En 1857, en la Biblioteca de Londres, el poeta irlandés Richard Chenevix Trench dio un discurso que definió el espíritu del que sería el Diccionario Oxford de la Lengua Inglesa.
Dijo que tal obra debería contener la historia de cada palabra, ya que algunas son muy antiguas y existen todavía. Algunas son nuevas y se desvanecen como efímeras.
A pesar de todo, algunas emergen en una vida y cruzan a la siguiente y luego a la siguiente, y parece que permanecerán.
Es de especial importancia que el diccionario defina el nacimiento de cada palabra.
No necesariamente cuándo fue por primera vez dicha, sino cuándo se le escribió.
Este diccionario debe ser un monumento histórico, la historia de la nación vista desde un punto determinado, y los malos caminos en los que el lenguaje se ha desbalagado, ya que son tan ilustrativos como los correctos.
Así dijo Trench.
Herbert Coleridge, nieto de Samuel Taylor, fue el primer editor del diccionario.
En 1858, se hizo una convocatoria para que voluntarios leyeran libros de cuatro periodos de la historia inglesa: de 1250 a 1526 (año en que se publicó por primera vez el Nuevo Testamento en inglés), de este año a 1674 (el año en que Milton, autor del Paraíso perdido, murió), y de 1674 hasta el día presente.
Los lectores tendrían que realizar listas de palabras de todo lo que leyeran. Luego deberían regresar a las palabras que el equipo editorial les indicara.
Así, cada lector producía una tarjeta con la palabra, y luego una oración que demostrara su uso, seguido por el título del libro o fuente, el volumen y número de página.
Más de seis millones de tarjetas fueron proveídas por los voluntarios. El editor no sabía qué hacer con tal material.
Sin duda, el proyecto tomaría más de los dos años que había pensado y mucho más esfuerzo del previsto.
Murió al poco tiempo.
Un miembro de la Sociedad Filológica y parte de la élite inglesa, Frederick Furnivall, tomó la cabeza del proyecto.
Furnivall era coqueto y carecía de tacto o discreción. Ofendía a muchos con su franqueza, en especial en conversaciones en que descalificaba a la iglesia y se oponía a las diferencias de clase.
Contrató un equipo de subeditores que organizaron las tarjetas que los lectores seguían enviando. Llegó a haber dos toneladas de material.
Pero después los lectores dejaron de enviar colaboraciones y parecía que el proyecto se extinguía.
En la Sociedad Filológica había conocido a un escocés, alto y pelirrojo, autodidacta, políglota, padre de 11 hijos en total, que había trabajado en el mostrador de un banco y que, con mucha autoridad, había escrito un libro sobre el dialecto del sur de Escocia. Se llamaba James Murray, el profesor.
Furnivall pensó que Murray podía hacerse cargo del diccionario.

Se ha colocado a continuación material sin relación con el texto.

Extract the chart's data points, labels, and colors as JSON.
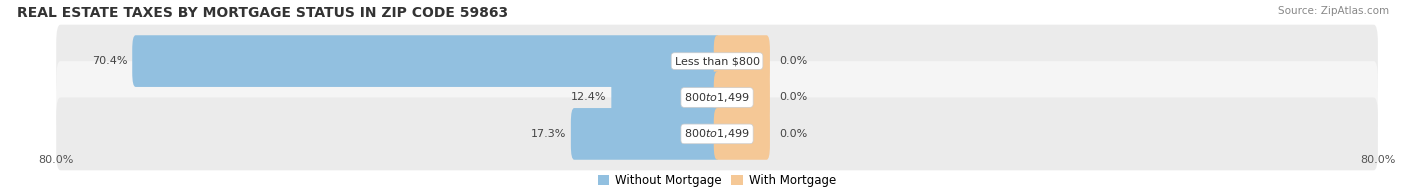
{
  "title": "REAL ESTATE TAXES BY MORTGAGE STATUS IN ZIP CODE 59863",
  "source": "Source: ZipAtlas.com",
  "rows": [
    {
      "without_mortgage_pct": 70.4,
      "with_mortgage_pct": 0.0,
      "label": "Less than $800",
      "without_mortgage_label": "70.4%",
      "with_mortgage_label": "0.0%"
    },
    {
      "without_mortgage_pct": 12.4,
      "with_mortgage_pct": 0.0,
      "label": "$800 to $1,499",
      "without_mortgage_label": "12.4%",
      "with_mortgage_label": "0.0%"
    },
    {
      "without_mortgage_pct": 17.3,
      "with_mortgage_pct": 0.0,
      "label": "$800 to $1,499",
      "without_mortgage_label": "17.3%",
      "with_mortgage_label": "0.0%"
    }
  ],
  "xlim_left": -80.0,
  "xlim_right": 80.0,
  "x_left_label": "80.0%",
  "x_right_label": "80.0%",
  "bar_color_without": "#92C0E0",
  "bar_color_with": "#F5C896",
  "bg_row_color": "#EBEBEB",
  "bg_row_color_alt": "#F5F5F5",
  "legend_without": "Without Mortgage",
  "legend_with": "With Mortgage",
  "title_fontsize": 10,
  "source_fontsize": 7.5,
  "bar_height": 0.62,
  "with_mortgage_bar_width": 6.0
}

Murray entonces fue puesto a prueba. Debía escribir las entradas de cuatro palabras: arrow, carouse, castle y persuade (flecha, juerga, castillo y persuadir), y al entregar las pruebas de estas palabras convenció a un comité de Oxford que era conocido por su altivez, su pedantería irritante y fiscalización rapaz.
Tomó la silla de editor en 1879 y dio dos órdenes iniciales. La primera fue construir un cobertizo de acero, al que llamó Scriptorium, y en el que editó el gran diccionario.
La segunda fue publicar una convocatoria de 4 páginas a “todo el público lector y hablante de la lengua inglesa”.
Dijo: “el comité necesita la ayuda de los lectores de la Gran Bretaña, Estados Unidos y las colonias inglesas para que continúen con el trabajo que iniciaron lectores voluntarios hace veinte años”.
Aquellas cuatro páginas se difundieron a lo largo de los territorios de habla inglesa.
Y uno de esos volantes, posiblemente guardado en un libro, fue a dar a las manos de William Minor, en una celda del bloque 2 del Manicomio Broadmoor para los dementes criminales.
Minor empezó a enviar colaboraciones a Murray para ser incluidas en el diccionario, sólo que en cada una de las cartas escribió su dirección verdadera; aunque, deliberadamente, omitió la palabra “manicomio”.
Esa palabra revelaba la historia de cómo había llegado allí.